INVITRO

When I was a Planet

Gridiron
rating icon 7 / 10

Track listing:

01. New Disease
02. King
03. When I Was a Planet
04. Ridiculist
05. Balloon
06. Transfer
07. Stitches
08. Hollyvision
09. Comb Over Party
10. Three-D
11. Lucid May
12. Pre-Prise
13. Lemmy's Bumps
14. Shark Attack


The sounds of INVITRO's "When I was a Planet" are not typically heard in the musical neighborhoods through which I cruise. Still, I must tip my hat to the relatively creative, raucous, and punk-fueled racket going on here. In the way of background information, INVITRO involves ex-SNOT/SOULFLY guitarist Mikey Doling, along with vocalist Jeff Weber, bassist Brad Dujmovic, guitarist Mike Pygmie, and drummer Benny Cancino. "When I was a Planet" is the debut album for the band on a new label called Gridiron Records, which was co-founded by Doling, Kansas City Chiefs offensive tackle Kyle Turley, Max Harris, and Nic Adler (former manager of SNOT).
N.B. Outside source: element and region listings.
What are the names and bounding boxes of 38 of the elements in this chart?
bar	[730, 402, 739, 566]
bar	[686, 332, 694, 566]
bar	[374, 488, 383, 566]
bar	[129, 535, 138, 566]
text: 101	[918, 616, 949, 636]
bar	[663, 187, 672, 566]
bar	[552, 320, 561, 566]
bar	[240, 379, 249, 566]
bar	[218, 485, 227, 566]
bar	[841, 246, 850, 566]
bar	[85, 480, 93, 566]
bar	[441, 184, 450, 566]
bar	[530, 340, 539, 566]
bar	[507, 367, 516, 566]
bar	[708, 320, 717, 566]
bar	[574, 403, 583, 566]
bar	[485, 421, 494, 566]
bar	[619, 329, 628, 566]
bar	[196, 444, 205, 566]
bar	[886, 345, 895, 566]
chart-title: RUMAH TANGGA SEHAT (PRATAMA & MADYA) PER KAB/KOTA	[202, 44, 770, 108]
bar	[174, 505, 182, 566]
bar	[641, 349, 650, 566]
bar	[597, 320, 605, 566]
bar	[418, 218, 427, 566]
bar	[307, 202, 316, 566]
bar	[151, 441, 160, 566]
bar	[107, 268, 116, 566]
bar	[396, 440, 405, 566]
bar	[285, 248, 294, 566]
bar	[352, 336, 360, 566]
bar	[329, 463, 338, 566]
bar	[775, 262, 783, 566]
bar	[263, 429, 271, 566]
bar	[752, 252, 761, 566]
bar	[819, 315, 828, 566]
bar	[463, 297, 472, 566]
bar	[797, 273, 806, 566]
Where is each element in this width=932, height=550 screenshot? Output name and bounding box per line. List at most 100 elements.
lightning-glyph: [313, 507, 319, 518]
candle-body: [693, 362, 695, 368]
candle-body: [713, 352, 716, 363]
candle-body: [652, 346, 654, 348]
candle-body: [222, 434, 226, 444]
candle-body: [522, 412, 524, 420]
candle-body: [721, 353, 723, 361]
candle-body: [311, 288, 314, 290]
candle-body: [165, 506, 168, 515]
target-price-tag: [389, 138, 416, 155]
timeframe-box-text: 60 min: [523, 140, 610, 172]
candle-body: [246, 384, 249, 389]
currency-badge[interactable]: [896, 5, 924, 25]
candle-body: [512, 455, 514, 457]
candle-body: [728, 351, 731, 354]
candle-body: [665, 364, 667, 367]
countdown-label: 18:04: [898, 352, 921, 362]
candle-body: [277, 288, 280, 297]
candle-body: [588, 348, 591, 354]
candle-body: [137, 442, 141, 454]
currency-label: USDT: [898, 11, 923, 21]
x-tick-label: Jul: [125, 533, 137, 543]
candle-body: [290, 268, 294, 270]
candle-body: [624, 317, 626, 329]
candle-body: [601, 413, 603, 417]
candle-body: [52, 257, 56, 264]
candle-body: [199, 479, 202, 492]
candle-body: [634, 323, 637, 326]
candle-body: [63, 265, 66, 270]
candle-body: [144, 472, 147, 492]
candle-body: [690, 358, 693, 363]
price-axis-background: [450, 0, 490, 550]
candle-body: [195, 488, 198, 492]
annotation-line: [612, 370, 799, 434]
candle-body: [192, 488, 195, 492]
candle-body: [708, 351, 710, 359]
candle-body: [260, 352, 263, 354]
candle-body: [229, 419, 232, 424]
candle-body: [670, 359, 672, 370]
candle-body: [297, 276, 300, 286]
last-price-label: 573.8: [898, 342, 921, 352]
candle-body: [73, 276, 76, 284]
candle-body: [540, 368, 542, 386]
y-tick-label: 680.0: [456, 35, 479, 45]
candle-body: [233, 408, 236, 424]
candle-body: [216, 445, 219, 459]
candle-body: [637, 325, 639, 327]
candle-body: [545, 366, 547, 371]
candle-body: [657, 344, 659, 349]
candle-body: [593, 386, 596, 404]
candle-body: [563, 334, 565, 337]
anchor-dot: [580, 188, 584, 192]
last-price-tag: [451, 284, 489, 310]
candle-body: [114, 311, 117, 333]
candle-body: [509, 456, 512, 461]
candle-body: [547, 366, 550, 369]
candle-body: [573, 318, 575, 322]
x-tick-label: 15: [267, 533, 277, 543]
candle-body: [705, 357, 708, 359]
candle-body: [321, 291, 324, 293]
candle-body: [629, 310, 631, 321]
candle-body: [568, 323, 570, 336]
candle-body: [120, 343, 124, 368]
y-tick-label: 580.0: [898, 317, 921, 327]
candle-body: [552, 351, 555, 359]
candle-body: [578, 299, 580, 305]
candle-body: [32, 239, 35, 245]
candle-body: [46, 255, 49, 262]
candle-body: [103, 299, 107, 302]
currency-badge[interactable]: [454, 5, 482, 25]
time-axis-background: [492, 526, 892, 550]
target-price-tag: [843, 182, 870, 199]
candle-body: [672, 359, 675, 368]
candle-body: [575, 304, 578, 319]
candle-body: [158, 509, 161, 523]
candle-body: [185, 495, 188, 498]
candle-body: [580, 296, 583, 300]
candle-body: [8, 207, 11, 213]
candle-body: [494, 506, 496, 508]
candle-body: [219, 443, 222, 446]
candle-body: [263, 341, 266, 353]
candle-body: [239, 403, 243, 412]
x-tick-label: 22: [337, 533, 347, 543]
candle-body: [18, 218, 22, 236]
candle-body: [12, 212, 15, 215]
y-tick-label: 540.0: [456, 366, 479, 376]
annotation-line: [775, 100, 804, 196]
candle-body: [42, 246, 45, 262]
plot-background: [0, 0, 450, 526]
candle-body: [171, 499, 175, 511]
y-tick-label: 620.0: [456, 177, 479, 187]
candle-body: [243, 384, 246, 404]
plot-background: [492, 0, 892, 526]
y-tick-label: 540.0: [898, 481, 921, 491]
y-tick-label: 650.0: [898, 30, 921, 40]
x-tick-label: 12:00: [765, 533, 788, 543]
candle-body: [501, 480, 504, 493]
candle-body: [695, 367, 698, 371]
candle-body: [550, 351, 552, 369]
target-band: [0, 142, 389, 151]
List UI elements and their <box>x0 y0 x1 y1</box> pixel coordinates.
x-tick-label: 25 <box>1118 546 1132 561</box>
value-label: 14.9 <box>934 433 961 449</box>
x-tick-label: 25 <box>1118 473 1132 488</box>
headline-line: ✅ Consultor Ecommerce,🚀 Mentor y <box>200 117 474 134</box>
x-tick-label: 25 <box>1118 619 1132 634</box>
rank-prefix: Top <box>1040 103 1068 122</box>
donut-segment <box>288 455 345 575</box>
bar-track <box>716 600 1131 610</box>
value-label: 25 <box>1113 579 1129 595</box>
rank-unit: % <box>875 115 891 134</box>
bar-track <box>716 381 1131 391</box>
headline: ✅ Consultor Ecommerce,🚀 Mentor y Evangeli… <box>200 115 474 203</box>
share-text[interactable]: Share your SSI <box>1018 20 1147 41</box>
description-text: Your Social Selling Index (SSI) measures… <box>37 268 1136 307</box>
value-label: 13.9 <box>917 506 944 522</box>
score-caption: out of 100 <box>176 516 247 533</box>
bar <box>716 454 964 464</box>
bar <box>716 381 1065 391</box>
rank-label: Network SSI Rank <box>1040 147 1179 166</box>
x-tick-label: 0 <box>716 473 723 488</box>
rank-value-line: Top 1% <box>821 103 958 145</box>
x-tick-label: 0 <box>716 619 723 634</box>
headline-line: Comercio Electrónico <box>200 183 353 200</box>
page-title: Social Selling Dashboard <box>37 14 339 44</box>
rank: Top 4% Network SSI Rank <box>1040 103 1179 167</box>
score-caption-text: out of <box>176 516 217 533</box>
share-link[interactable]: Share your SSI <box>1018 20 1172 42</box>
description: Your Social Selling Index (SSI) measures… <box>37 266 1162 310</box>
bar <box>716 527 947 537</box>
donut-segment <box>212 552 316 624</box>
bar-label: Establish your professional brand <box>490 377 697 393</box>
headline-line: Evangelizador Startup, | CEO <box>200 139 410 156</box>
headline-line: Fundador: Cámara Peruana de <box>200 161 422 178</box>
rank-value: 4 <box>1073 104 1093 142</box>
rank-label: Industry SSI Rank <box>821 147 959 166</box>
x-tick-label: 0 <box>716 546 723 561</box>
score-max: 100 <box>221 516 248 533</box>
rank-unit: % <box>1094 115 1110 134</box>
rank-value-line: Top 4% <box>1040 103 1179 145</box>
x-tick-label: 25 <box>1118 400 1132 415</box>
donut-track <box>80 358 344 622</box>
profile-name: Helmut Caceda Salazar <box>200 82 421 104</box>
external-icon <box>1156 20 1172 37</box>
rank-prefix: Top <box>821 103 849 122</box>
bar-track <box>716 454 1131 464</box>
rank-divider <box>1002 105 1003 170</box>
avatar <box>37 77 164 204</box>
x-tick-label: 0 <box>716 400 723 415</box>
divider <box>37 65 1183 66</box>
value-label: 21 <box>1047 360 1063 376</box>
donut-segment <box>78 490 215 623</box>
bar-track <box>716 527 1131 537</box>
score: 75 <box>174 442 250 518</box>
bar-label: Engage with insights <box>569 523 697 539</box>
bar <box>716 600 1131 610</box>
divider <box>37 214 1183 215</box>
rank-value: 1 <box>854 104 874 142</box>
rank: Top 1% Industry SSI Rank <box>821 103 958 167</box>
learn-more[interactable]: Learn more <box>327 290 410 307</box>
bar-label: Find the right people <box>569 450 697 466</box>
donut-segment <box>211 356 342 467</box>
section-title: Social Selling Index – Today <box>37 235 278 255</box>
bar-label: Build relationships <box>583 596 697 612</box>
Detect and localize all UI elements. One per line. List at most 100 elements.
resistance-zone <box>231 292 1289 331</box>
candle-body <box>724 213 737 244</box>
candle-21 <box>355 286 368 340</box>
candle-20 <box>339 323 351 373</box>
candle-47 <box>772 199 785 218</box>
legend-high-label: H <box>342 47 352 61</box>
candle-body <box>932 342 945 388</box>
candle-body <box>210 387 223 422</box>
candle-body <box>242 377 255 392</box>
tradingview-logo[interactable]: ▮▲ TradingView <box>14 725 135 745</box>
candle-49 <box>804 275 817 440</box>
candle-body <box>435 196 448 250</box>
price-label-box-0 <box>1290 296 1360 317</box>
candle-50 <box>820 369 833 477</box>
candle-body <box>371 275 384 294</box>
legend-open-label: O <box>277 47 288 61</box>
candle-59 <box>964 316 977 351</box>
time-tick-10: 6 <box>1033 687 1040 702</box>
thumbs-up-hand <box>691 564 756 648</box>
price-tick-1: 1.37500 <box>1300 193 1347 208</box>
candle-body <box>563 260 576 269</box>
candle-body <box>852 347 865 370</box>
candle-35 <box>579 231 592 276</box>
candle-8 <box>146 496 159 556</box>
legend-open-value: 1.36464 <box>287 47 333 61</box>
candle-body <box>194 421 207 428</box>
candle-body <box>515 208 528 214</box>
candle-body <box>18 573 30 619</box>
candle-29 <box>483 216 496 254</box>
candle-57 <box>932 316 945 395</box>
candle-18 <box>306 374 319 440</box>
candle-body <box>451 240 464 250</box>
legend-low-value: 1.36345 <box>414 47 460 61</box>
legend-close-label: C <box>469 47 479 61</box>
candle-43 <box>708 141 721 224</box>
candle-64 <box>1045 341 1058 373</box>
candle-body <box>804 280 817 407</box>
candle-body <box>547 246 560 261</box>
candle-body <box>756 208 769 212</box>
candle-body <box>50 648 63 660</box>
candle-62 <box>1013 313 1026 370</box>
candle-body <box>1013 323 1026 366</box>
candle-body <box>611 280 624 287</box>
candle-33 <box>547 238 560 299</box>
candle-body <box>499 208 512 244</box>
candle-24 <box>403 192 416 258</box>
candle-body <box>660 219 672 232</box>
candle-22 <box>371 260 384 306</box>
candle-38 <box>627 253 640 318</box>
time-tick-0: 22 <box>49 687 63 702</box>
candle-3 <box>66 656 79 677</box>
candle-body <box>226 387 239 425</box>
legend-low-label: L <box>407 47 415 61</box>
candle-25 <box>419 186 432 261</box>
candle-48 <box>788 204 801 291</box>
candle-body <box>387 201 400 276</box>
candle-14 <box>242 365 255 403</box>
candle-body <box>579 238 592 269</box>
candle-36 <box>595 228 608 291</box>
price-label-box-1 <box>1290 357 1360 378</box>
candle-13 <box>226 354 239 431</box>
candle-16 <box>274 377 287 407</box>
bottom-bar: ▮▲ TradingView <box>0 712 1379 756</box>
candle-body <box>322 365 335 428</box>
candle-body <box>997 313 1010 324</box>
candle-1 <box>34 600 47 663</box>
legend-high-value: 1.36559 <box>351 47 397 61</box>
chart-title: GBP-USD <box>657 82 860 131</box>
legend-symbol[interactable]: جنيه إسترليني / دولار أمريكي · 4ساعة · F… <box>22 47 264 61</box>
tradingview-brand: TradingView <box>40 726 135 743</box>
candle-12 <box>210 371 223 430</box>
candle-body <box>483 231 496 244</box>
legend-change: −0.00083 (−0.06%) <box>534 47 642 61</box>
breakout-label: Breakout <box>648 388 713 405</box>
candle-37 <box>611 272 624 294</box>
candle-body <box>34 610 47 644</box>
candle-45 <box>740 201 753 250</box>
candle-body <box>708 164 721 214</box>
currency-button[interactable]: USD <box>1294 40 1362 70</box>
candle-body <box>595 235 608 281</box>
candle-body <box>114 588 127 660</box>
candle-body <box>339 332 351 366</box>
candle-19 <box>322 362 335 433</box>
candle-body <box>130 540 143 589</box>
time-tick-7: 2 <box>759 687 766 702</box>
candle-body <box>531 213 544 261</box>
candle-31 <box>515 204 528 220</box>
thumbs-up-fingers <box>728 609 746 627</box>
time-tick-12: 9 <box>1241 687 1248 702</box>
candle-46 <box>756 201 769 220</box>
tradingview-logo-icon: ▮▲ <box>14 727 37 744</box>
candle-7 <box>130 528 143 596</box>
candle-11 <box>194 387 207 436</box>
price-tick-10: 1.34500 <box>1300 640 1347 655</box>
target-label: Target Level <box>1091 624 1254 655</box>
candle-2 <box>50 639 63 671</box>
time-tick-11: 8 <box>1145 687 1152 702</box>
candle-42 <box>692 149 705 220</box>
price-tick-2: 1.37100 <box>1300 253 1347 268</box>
As for the album, "When I was a Planet" is a milkshake of musical influences, but the primary ingredient is frantic punk rock. Take that nutty punk foundation and add to it a decidedly heavy edge (even metal-heavy) with down-tuned guitars, fast tempos, a good deal of the kind of scattershot musicality of a DOG FASHION DISCO, and a pinch of Mike Patton, particularly in Weber's vocal delivery. The band tosses in some impacting, though hardly non-traditional, guitar solos in the mix as well.

While speed and recklessness are mainstays throughout the bulk of the album, there is a fair amount of variety in the songwriting too. Opener "New Disease" is, hands down, the album highlight, blending that fast and stuttering approach with a chorus that is pretty damn catchy. A bit of ska-laced punk is involved on "Lucid May", while "Shark Attack" has what is one of the album's most conventional melodies, relatively speaking, and an effective one at that. Take the DEAD KENNEDYS and run them through the INVITRO blender and you might end up with a song like the dorky cool "Comb Over Party". The aforementioned mania of DOG FASHION DISCO rears up a time or two as well, the manic "Hollyvision" a case in point. You get the idea.

The soundtrack to a carnival run by amphetamine-fueled "carnies" might be an apt way to describe "When I was a Planet". One thing "When I was a Planet" is not is the flavor of the month. Coupled with a lot of nonstop action and some cool, if at time agitating, song structures make "When I was a Planet" worth checking out if it is variety in your life that you so desperately seek.